— É estranho... – comecei. — Tipo... Eu vou fazer vinte anos em um mês e... Parece que eu não fiz nada com a minha vida.
— Por que isso? – Vanessa perguntou, seu tom era gentil.
O consultório estava fresco, com o ar-condicionado ligado mesmo o inverno cada vez mais perto e um cheiro agradável de desinfetante. As janelas fechadas abafavam os sons externos de trânsito e metrôs que chegavam e deixavam a estação.
— Porque parece que... – pensei um instante, tentando formular minha resposta. — Eu sei que é completamente irreal a ideia de sair de casa, ter um apê mobiliado e um emprego estável com a minha idade. Eu sei. Mas... De algum jeito, parece que não ter conseguido isso ainda é... Errado. Tipo, como se... Não meus pais, eles nunca fizeram nada disso, mas, o mundo mesmo, sabe? Como se o mundo tivesse me feito acreditar que devia conseguir isso. E que como não consegui, eu não presto. – suspirei. — Isso é loucura?
— Nem um pouco. Muitos jovens se sentem pressionados a isso. A sociedade coloca essa ideia de que devemos estar sempre produzindo e que não podemos parar por um instante ou estaremos sempre atrasados e acabamos vivendo com a sensação de estarmos correndo contra o tempo.
— Isso é uma merda. – suspirei e coloquei meus pés na poltrona. — Eu estou recebendo bastante agora, no entanto.

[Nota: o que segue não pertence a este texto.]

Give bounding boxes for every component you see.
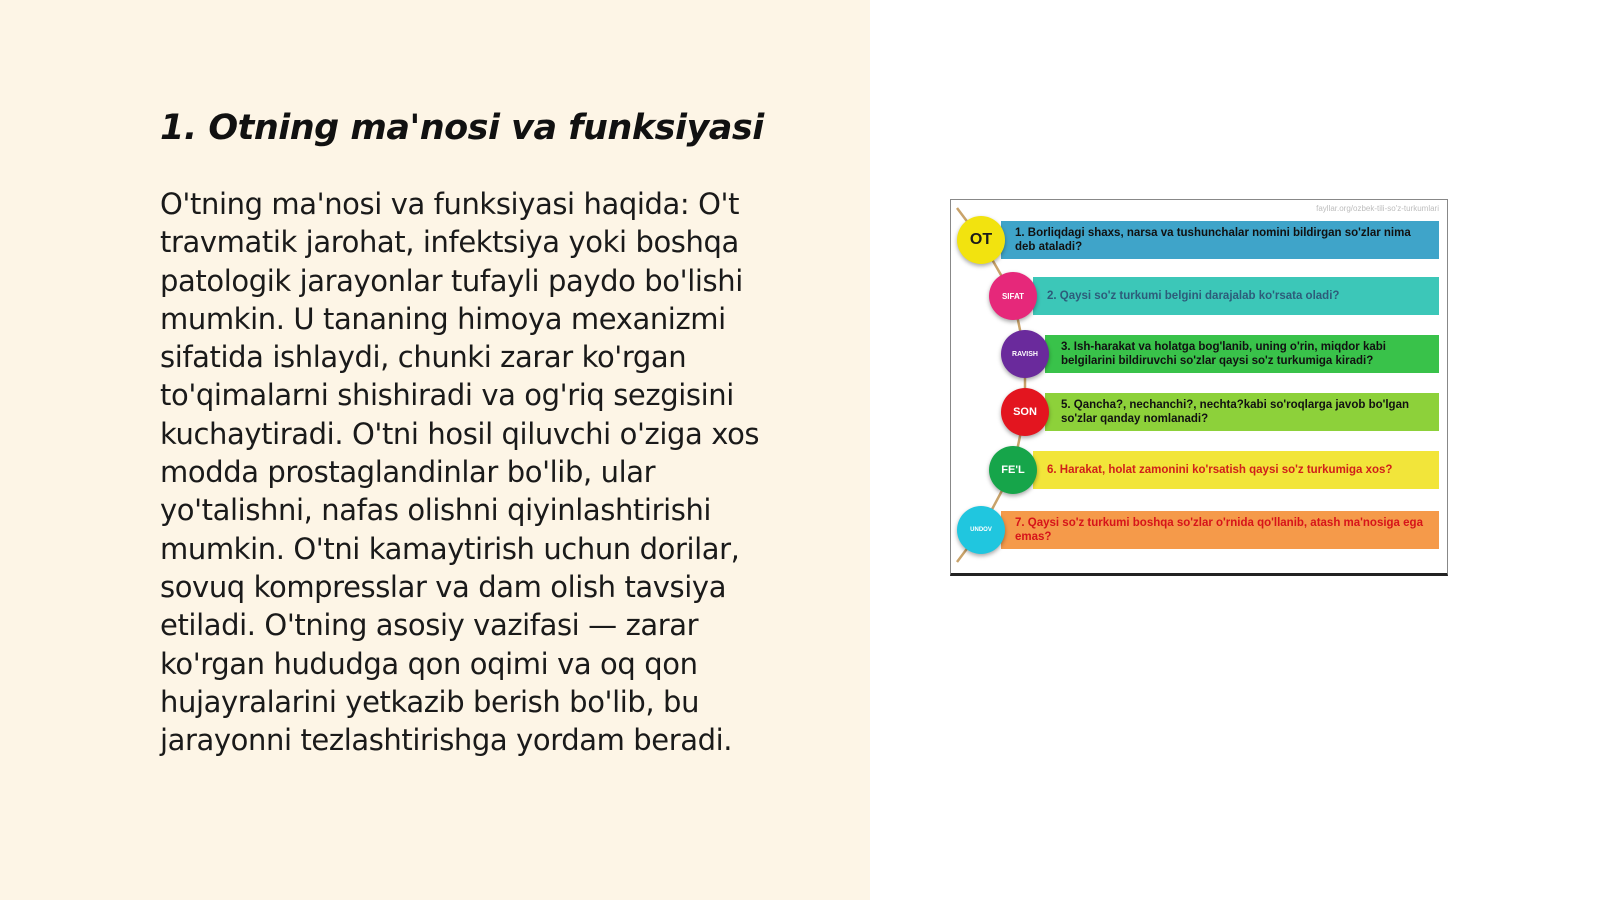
category-badge-label: OT: [969, 231, 993, 248]
category-badge-label: FE'L: [1001, 464, 1025, 476]
parts-of-speech-infographic: [950, 199, 1448, 576]
question-bar: [1001, 511, 1439, 549]
question-bar: [1001, 221, 1439, 259]
category-badge: [989, 446, 1037, 494]
question-bar: [1033, 277, 1439, 315]
question-text: 5. Qancha?, nechanchi?, nechta?kabi so'roqlarga javob bo'lgan so'zlar qanday nomlanadi?: [1061, 399, 1409, 425]
question-text: 2. Qaysi so'z turkumi belgini darajalab ko'rsata oladi?: [1047, 290, 1340, 302]
question-bar: [1045, 335, 1439, 373]
question-text: 1. Borliqdagi shaxs, narsa va tushunchalar nomini bildirgan so'zlar nima deb ataladi?: [1015, 227, 1411, 253]
category-badge-label: RAVISH: [1012, 350, 1038, 358]
slide-body-text: O'tning ma'nosi va funksiyasi haqida: O't travmatik jarohat, infektsiya yoki boshqa patologik jarayonlar tufayli paydo bo'lishi mumkin. U tananing himoya mexanizmi sifatida ishlaydi, chunki zarar ko'rgan to'qimalarni shishiradi va og'riq sezgisini kuchaytiradi. O'tni hosil qiluvchi o'ziga xos modda prostaglandinlar bo'lib, ular yo'talishni, nafas olishni qiyinlashtirishi mumkin. O'tni kamaytirish uchun dorilar, sovuq kompresslar va dam olish tavsiya etiladi. O'tning asosiy vazifasi — zarar ko'rgan hududga qon oqimi va oq qon hujayralarini yetkazib berish bo'lib, bu jarayonni tezlashtirishga yordam beradi.: [160, 187, 760, 758]
question-bar: [1045, 393, 1439, 431]
question-text: 7. Qaysi so'z turkumi boshqa so'zlar o'rnida qo'llanib, atash ma'nosiga ega emas?: [1015, 517, 1423, 543]
question-bar: [1033, 451, 1439, 489]
category-badge: [957, 506, 1005, 554]
category-badge: [1001, 388, 1049, 436]
category-badge: [957, 216, 1005, 264]
category-badge-label: SIFAT: [1001, 291, 1025, 301]
category-badge-label: SON: [1013, 406, 1037, 418]
slide-title: 1. Otning ma'nosi va funksiyasi: [160, 108, 764, 148]
question-text: 6. Harakat, holat zamonini ko'rsatish qaysi so'z turkumiga xos?: [1047, 464, 1393, 476]
question-text: 3. Ish-harakat va holatga bog'lanib, uning o'rin, miqdor kabi belgilarini bildiruvchi so'zlar qaysi so'z turkumiga kiradi?: [1061, 341, 1386, 367]
category-badge: [989, 272, 1037, 320]
watermark: fayllar.org/ozbek-tili-so'z-turkumlari: [1316, 204, 1439, 213]
category-badge: [1001, 330, 1049, 378]
category-badge-label: UNDOV: [970, 527, 992, 533]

Talvez em um ou dois anos consiga comprar um apartamento. Talvez. Se os jobs manterem o ritmo. Estou tentando me consolar com isso, mas é muito imprevisível a situação. Tudo pode desandar a qualquer instante e não sei como controlar isso.
— A pergunta é, você tem como controlar isso?
Suspirei.
— Não, acho que não. O que é uma merda. – massageei minhas têmporas enquanto falava. — Cada passo que dou, cada decisão que tomo... Eu hesito tanto. Eu tô sempre tão em dúvida de tudo que faço. Tudo parece tão errado sempre. Eu pareço tão errado sempre. Tudo que falo ou não falo me deixa ansioso. Como se resolve isso? Eu só... Queria que um adulto resolvesse tudo isso.
— Isaac?
— Hum?
— Você vai fazer vinte anos. Você é o adulto agora.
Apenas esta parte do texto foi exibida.